# Flounder dive tonight



## jspooney (Oct 2, 2007)

Waiting on the pictures, but tonight was very nice. The pass was calm and the seas weren't over 2' or so. Maybe the occasional 3' and then it laid down ok. The water was crystal clear, maybe 50' viz, and very warm. We killed 9 Flounder and stoned 2 convicts. Overall, it was a super dive. My son Josh dove tonight and, again, he was a fish. His first night dive. We took it easy on the way in and returned to the dock ready for another day.


----------



## Five Prongs Of Fury (Apr 15, 2008)

Glad the weather turned out decent for y'all. Got a mess to fry too!!!


----------



## jaster (Oct 7, 2007)

Fine haul Jeff

Tell Josh great Job


----------



## k-dog (May 15, 2013)

You guys are nuts getting in water after dark im a chicken when it comes to that I want to be able to at least see whats going to bite me before it happens nice fish ill stick to a bow or gig


----------



## redlegs (Oct 1, 2007)

Night diving rockz!


----------



## Maverick2 (Jun 25, 2012)

I am pretty sure we waved to you as you were heading out, glad it laid down for y'all it was blowing pretty hard when we where heading in at 6:20 or so. I agree the water was super clear, but lots or jellyfish. Nice fish!!


----------



## jspooney (Oct 2, 2007)

Maverick2 said:


> I am pretty sure we waved to you as you were heading out, glad it laid down for y'all it was blowing pretty hard when we where heading in at 6:20 or so. I agree the water was super clear, but lots or jellyfish. Nice fish!!

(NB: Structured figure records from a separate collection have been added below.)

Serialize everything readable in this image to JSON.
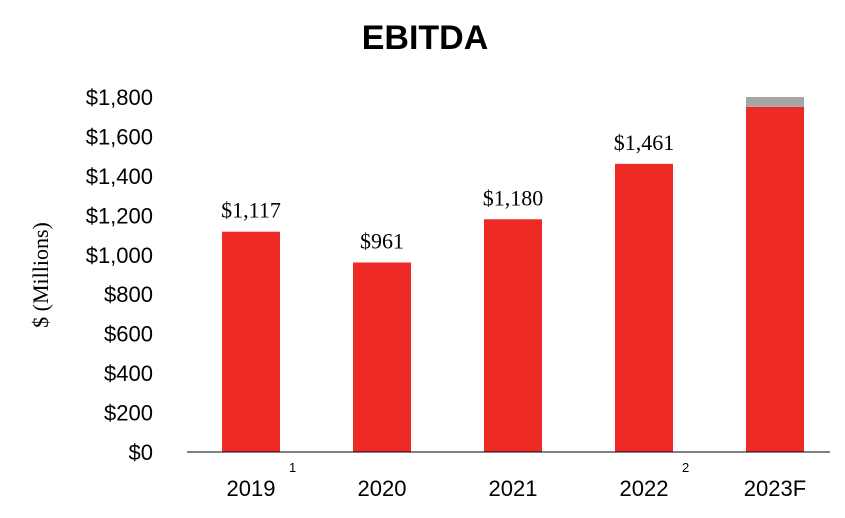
{
  "chart_data": {
    "type": "bar",
    "title": "EBITDA",
    "ylabel": "$ (Millions)",
    "xlabel": "",
    "ylim": [
      0,
      1800
    ],
    "yticks": [
      0,
      200,
      400,
      600,
      800,
      1000,
      1200,
      1400,
      1600,
      1800
    ],
    "ytick_labels": [
      "$0",
      "$200",
      "$400",
      "$600",
      "$800",
      "$1,000",
      "$1,200",
      "$1,400",
      "$1,600",
      "$1,800"
    ],
    "categories": [
      "2019",
      "2020",
      "2021",
      "2022",
      "2023F"
    ],
    "footnotes": [
      "1",
      "",
      "",
      "2",
      ""
    ],
    "series": [
      {
        "values": [
          1117,
          961,
          1180,
          1461,
          1750
        ],
        "color": "#ee2a27"
      },
      {
        "values": [
          0,
          0,
          0,
          0,
          50
        ],
        "color": "#a6a6a6"
      }
    ],
    "data_labels": [
      "$1,117",
      "$961",
      "$1,180",
      "$1,461",
      ""
    ],
    "grid": false
  }
}
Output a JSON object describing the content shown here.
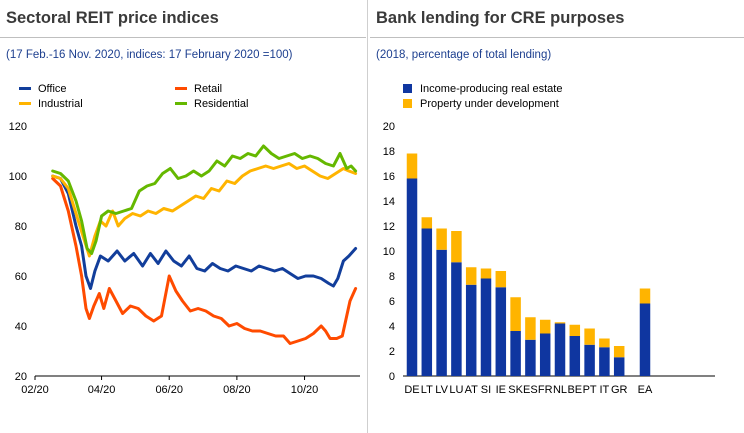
{
  "left_panel": {
    "title": "Sectoral REIT price indices",
    "subtitle": "(17 Feb.-16 Nov. 2020, indices: 17 February 2020 =100)"
  },
  "right_panel": {
    "title": "Bank lending for CRE purposes",
    "subtitle": "(2018, percentage of total lending)"
  },
  "chart_data": [
    {
      "type": "line",
      "title": "Sectoral REIT price indices",
      "subtitle": "(17 Feb.-16 Nov. 2020, indices: 17 February 2020 =100)",
      "x_tick_labels": [
        "02/20",
        "04/20",
        "06/20",
        "08/20",
        "10/20"
      ],
      "x_ticks": [
        "2020-02-01",
        "2020-04-01",
        "2020-06-01",
        "2020-08-01",
        "2020-10-01"
      ],
      "xlim": [
        "2020-02-01",
        "2020-11-20"
      ],
      "ylim": [
        20,
        120
      ],
      "y_ticks": [
        20,
        40,
        60,
        80,
        100,
        120
      ],
      "grid": false,
      "legend_position": "top",
      "series": [
        {
          "name": "Office",
          "color": "#123e9b",
          "points": [
            [
              "2020-02-17",
              100
            ],
            [
              "2020-02-24",
              99
            ],
            [
              "2020-03-02",
              93
            ],
            [
              "2020-03-09",
              80
            ],
            [
              "2020-03-14",
              72
            ],
            [
              "2020-03-18",
              60
            ],
            [
              "2020-03-22",
              55
            ],
            [
              "2020-03-26",
              62
            ],
            [
              "2020-03-31",
              68
            ],
            [
              "2020-04-07",
              66
            ],
            [
              "2020-04-15",
              70
            ],
            [
              "2020-04-22",
              66
            ],
            [
              "2020-04-30",
              69
            ],
            [
              "2020-05-08",
              64
            ],
            [
              "2020-05-15",
              69
            ],
            [
              "2020-05-22",
              65
            ],
            [
              "2020-05-29",
              70
            ],
            [
              "2020-06-05",
              66
            ],
            [
              "2020-06-12",
              64
            ],
            [
              "2020-06-19",
              68
            ],
            [
              "2020-06-26",
              63
            ],
            [
              "2020-07-03",
              62
            ],
            [
              "2020-07-10",
              65
            ],
            [
              "2020-07-17",
              63
            ],
            [
              "2020-07-24",
              62
            ],
            [
              "2020-07-31",
              64
            ],
            [
              "2020-08-07",
              63
            ],
            [
              "2020-08-14",
              62
            ],
            [
              "2020-08-21",
              64
            ],
            [
              "2020-08-28",
              63
            ],
            [
              "2020-09-04",
              62
            ],
            [
              "2020-09-11",
              63
            ],
            [
              "2020-09-18",
              61
            ],
            [
              "2020-09-25",
              59
            ],
            [
              "2020-10-02",
              60
            ],
            [
              "2020-10-09",
              60
            ],
            [
              "2020-10-16",
              59
            ],
            [
              "2020-10-23",
              57
            ],
            [
              "2020-10-27",
              56
            ],
            [
              "2020-10-31",
              59
            ],
            [
              "2020-11-05",
              66
            ],
            [
              "2020-11-10",
              68
            ],
            [
              "2020-11-16",
              71
            ]
          ]
        },
        {
          "name": "Retail",
          "color": "#ff4b00",
          "points": [
            [
              "2020-02-17",
              99
            ],
            [
              "2020-02-24",
              96
            ],
            [
              "2020-03-02",
              86
            ],
            [
              "2020-03-09",
              72
            ],
            [
              "2020-03-14",
              60
            ],
            [
              "2020-03-18",
              47
            ],
            [
              "2020-03-21",
              43
            ],
            [
              "2020-03-25",
              48
            ],
            [
              "2020-03-30",
              53
            ],
            [
              "2020-04-03",
              47
            ],
            [
              "2020-04-08",
              55
            ],
            [
              "2020-04-14",
              50
            ],
            [
              "2020-04-20",
              45
            ],
            [
              "2020-04-27",
              48
            ],
            [
              "2020-05-04",
              47
            ],
            [
              "2020-05-11",
              44
            ],
            [
              "2020-05-18",
              42
            ],
            [
              "2020-05-25",
              44
            ],
            [
              "2020-06-01",
              60
            ],
            [
              "2020-06-07",
              54
            ],
            [
              "2020-06-13",
              50
            ],
            [
              "2020-06-20",
              46
            ],
            [
              "2020-06-27",
              47
            ],
            [
              "2020-07-04",
              46
            ],
            [
              "2020-07-11",
              44
            ],
            [
              "2020-07-18",
              43
            ],
            [
              "2020-07-25",
              40
            ],
            [
              "2020-08-01",
              41
            ],
            [
              "2020-08-08",
              39
            ],
            [
              "2020-08-15",
              38
            ],
            [
              "2020-08-22",
              38
            ],
            [
              "2020-08-29",
              37
            ],
            [
              "2020-09-05",
              36
            ],
            [
              "2020-09-12",
              36
            ],
            [
              "2020-09-18",
              33
            ],
            [
              "2020-09-25",
              34
            ],
            [
              "2020-10-02",
              35
            ],
            [
              "2020-10-09",
              37
            ],
            [
              "2020-10-16",
              40
            ],
            [
              "2020-10-20",
              38
            ],
            [
              "2020-10-24",
              35
            ],
            [
              "2020-10-30",
              35
            ],
            [
              "2020-11-04",
              36
            ],
            [
              "2020-11-08",
              44
            ],
            [
              "2020-11-11",
              50
            ],
            [
              "2020-11-16",
              55
            ]
          ]
        },
        {
          "name": "Industrial",
          "color": "#ffb400",
          "points": [
            [
              "2020-02-17",
              100
            ],
            [
              "2020-02-24",
              99
            ],
            [
              "2020-03-02",
              95
            ],
            [
              "2020-03-09",
              85
            ],
            [
              "2020-03-16",
              75
            ],
            [
              "2020-03-21",
              68
            ],
            [
              "2020-03-26",
              76
            ],
            [
              "2020-03-31",
              82
            ],
            [
              "2020-04-05",
              80
            ],
            [
              "2020-04-11",
              86
            ],
            [
              "2020-04-16",
              80
            ],
            [
              "2020-04-22",
              83
            ],
            [
              "2020-04-29",
              85
            ],
            [
              "2020-05-06",
              84
            ],
            [
              "2020-05-13",
              86
            ],
            [
              "2020-05-20",
              85
            ],
            [
              "2020-05-27",
              87
            ],
            [
              "2020-06-04",
              86
            ],
            [
              "2020-06-11",
              88
            ],
            [
              "2020-06-18",
              90
            ],
            [
              "2020-06-25",
              92
            ],
            [
              "2020-07-02",
              91
            ],
            [
              "2020-07-09",
              95
            ],
            [
              "2020-07-16",
              94
            ],
            [
              "2020-07-23",
              98
            ],
            [
              "2020-07-30",
              97
            ],
            [
              "2020-08-06",
              100
            ],
            [
              "2020-08-13",
              102
            ],
            [
              "2020-08-20",
              103
            ],
            [
              "2020-08-27",
              104
            ],
            [
              "2020-09-03",
              103
            ],
            [
              "2020-09-10",
              104
            ],
            [
              "2020-09-17",
              105
            ],
            [
              "2020-09-24",
              103
            ],
            [
              "2020-10-01",
              104
            ],
            [
              "2020-10-08",
              102
            ],
            [
              "2020-10-15",
              100
            ],
            [
              "2020-10-22",
              99
            ],
            [
              "2020-10-29",
              101
            ],
            [
              "2020-11-05",
              103
            ],
            [
              "2020-11-10",
              102
            ],
            [
              "2020-11-16",
              101
            ]
          ]
        },
        {
          "name": "Residential",
          "color": "#65b800",
          "points": [
            [
              "2020-02-17",
              102
            ],
            [
              "2020-02-24",
              101
            ],
            [
              "2020-03-02",
              98
            ],
            [
              "2020-03-09",
              90
            ],
            [
              "2020-03-14",
              82
            ],
            [
              "2020-03-19",
              71
            ],
            [
              "2020-03-23",
              69
            ],
            [
              "2020-03-27",
              74
            ],
            [
              "2020-04-01",
              84
            ],
            [
              "2020-04-07",
              86
            ],
            [
              "2020-04-14",
              85
            ],
            [
              "2020-04-21",
              86
            ],
            [
              "2020-04-28",
              87
            ],
            [
              "2020-05-05",
              94
            ],
            [
              "2020-05-12",
              96
            ],
            [
              "2020-05-19",
              97
            ],
            [
              "2020-05-26",
              101
            ],
            [
              "2020-06-02",
              103
            ],
            [
              "2020-06-09",
              99
            ],
            [
              "2020-06-16",
              100
            ],
            [
              "2020-06-23",
              102
            ],
            [
              "2020-06-30",
              100
            ],
            [
              "2020-07-07",
              102
            ],
            [
              "2020-07-14",
              106
            ],
            [
              "2020-07-21",
              104
            ],
            [
              "2020-07-28",
              108
            ],
            [
              "2020-08-04",
              107
            ],
            [
              "2020-08-11",
              109
            ],
            [
              "2020-08-18",
              108
            ],
            [
              "2020-08-25",
              112
            ],
            [
              "2020-09-01",
              109
            ],
            [
              "2020-09-08",
              107
            ],
            [
              "2020-09-15",
              108
            ],
            [
              "2020-09-22",
              109
            ],
            [
              "2020-09-29",
              107
            ],
            [
              "2020-10-06",
              108
            ],
            [
              "2020-10-13",
              107
            ],
            [
              "2020-10-20",
              105
            ],
            [
              "2020-10-27",
              104
            ],
            [
              "2020-11-02",
              109
            ],
            [
              "2020-11-08",
              103
            ],
            [
              "2020-11-12",
              104
            ],
            [
              "2020-11-16",
              102
            ]
          ]
        }
      ]
    },
    {
      "type": "bar",
      "stacked": true,
      "title": "Bank lending for CRE purposes",
      "subtitle": "(2018, percentage of total lending)",
      "categories": [
        "DE",
        "LT",
        "LV",
        "LU",
        "AT",
        "SI",
        "IE",
        "SK",
        "ES",
        "FR",
        "NL",
        "BE",
        "PT",
        "IT",
        "GR",
        "EA"
      ],
      "ylim": [
        0,
        20
      ],
      "y_ticks": [
        0,
        2,
        4,
        6,
        8,
        10,
        12,
        14,
        16,
        18,
        20
      ],
      "grid": false,
      "legend_position": "top",
      "series": [
        {
          "name": "Income-producing  real estate",
          "color": "#0f36a0",
          "values": [
            15.8,
            11.8,
            10.1,
            9.1,
            7.3,
            7.8,
            7.1,
            3.6,
            2.9,
            3.4,
            4.2,
            3.2,
            2.5,
            2.3,
            1.5,
            5.8
          ]
        },
        {
          "name": "Property under development",
          "color": "#ffb400",
          "values": [
            2.0,
            0.9,
            1.7,
            2.5,
            1.4,
            0.8,
            1.3,
            2.7,
            1.8,
            1.1,
            0.1,
            0.9,
            1.3,
            0.7,
            0.9,
            1.2
          ]
        }
      ]
    }
  ]
}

If you were in the cape with twins, that was us. I thought I saw a dive flag on your boat. And the jellies...yeah, plentiful and huge.


----------



## Maverick2 (Jun 25, 2012)

jspooney said:


> If you were in the cape with twins, that was us. I thought I saw a dive flag on your boat. And the jellies...yeah, plentiful and huge.


Yup that was us. Took a jelly to the face and it wasn't a fun experience.


----------



## GROUPERKING (Sep 28, 2011)

Really glad nothing ate y'all !


----------



## SaltAddict (Jan 6, 2010)

Nice haul. 

It's never the shark you see that gets you.


----------



## Redcross33 (Jan 8, 2014)

nice flatties


----------